Yeni kurulan muhafız birliği tarafından 1 Nisan 1923 gecesi Papazın Bağı’ndaki evinde kıstırılan Topal Osman Ağa ve adamları, bütün gece çatıştı. Topal Osman, yaralı olarak ele geçirildi

Ölümü

Papazın Bağı'ndaki baskından yaralı olarak ele geçirilmiş ancak İsmail Hakkı Tekçe tarafından başı gövdesinden ayrılmak suretiyle kesilerek öldürülmüştür ve bilahare Çankaya yakınlarına gömülmüştür.

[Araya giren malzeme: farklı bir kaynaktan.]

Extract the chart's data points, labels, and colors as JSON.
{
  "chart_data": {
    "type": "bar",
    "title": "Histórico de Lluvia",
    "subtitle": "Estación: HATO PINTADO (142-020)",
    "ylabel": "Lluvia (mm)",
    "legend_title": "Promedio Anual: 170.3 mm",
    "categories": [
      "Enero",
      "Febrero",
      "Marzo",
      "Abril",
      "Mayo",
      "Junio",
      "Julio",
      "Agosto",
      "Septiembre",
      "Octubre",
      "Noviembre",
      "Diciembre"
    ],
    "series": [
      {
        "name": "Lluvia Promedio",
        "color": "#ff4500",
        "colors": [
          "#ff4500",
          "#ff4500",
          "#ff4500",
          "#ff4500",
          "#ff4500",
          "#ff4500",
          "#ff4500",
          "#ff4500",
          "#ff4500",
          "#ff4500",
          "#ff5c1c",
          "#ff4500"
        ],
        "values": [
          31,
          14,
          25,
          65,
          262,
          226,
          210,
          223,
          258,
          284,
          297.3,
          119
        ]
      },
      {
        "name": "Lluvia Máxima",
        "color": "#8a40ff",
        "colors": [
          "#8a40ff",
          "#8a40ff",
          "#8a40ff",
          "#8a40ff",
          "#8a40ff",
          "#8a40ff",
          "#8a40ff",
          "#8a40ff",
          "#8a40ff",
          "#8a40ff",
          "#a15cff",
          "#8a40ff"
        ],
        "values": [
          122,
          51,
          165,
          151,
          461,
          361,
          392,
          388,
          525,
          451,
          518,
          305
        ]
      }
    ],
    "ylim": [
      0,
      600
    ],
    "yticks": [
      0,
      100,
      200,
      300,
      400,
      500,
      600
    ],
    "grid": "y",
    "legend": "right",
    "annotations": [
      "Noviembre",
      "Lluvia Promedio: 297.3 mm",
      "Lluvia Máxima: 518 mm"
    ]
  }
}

Meclis’te Ali Şükrü Bey’in katilinin yakalanarak Ulus Meydanı’nda idam edilmesi kararı oy birliği ile alınınca başından asılması mümkün olamayınca ceset mezardan çıkarılmış, Meclis’in kapısında, ayağından asılmıştır.[14] Cenazesi, daha sonra kardeşlerinin Atatürk’ten ricası üzerine Giresun’a nakledildi ve Kurban Dede mezarının yanında Giresun Kalesi’ne defnedildi. Naaşı, Atatürk’ün Giresun’u ziyaretinde verdiği emir üzerine 1925 yılında kalenin en yüksek tepesinde yaptırılan anıt mezara nakledilmiştir.

Balkan Harbi'nde Osmanlı ordusuna gönüllü olarak katıldı, Çatalca cephesinde savaştı. Bu savaş sırasında sağ diz kapağından yaralandı, topal kaldı ve “Topal” lakabını böylece edindi.

Gerçekleştirmek istediği hac ziyaretini yapamadan öldüğü içi, kendisine bedel, silah arkadaşı Kurtoğlu Hacı Hafız Mustafa hacca gönderilmiş ve böylece “Hacı Osman Ağa” sıfatını almıştır.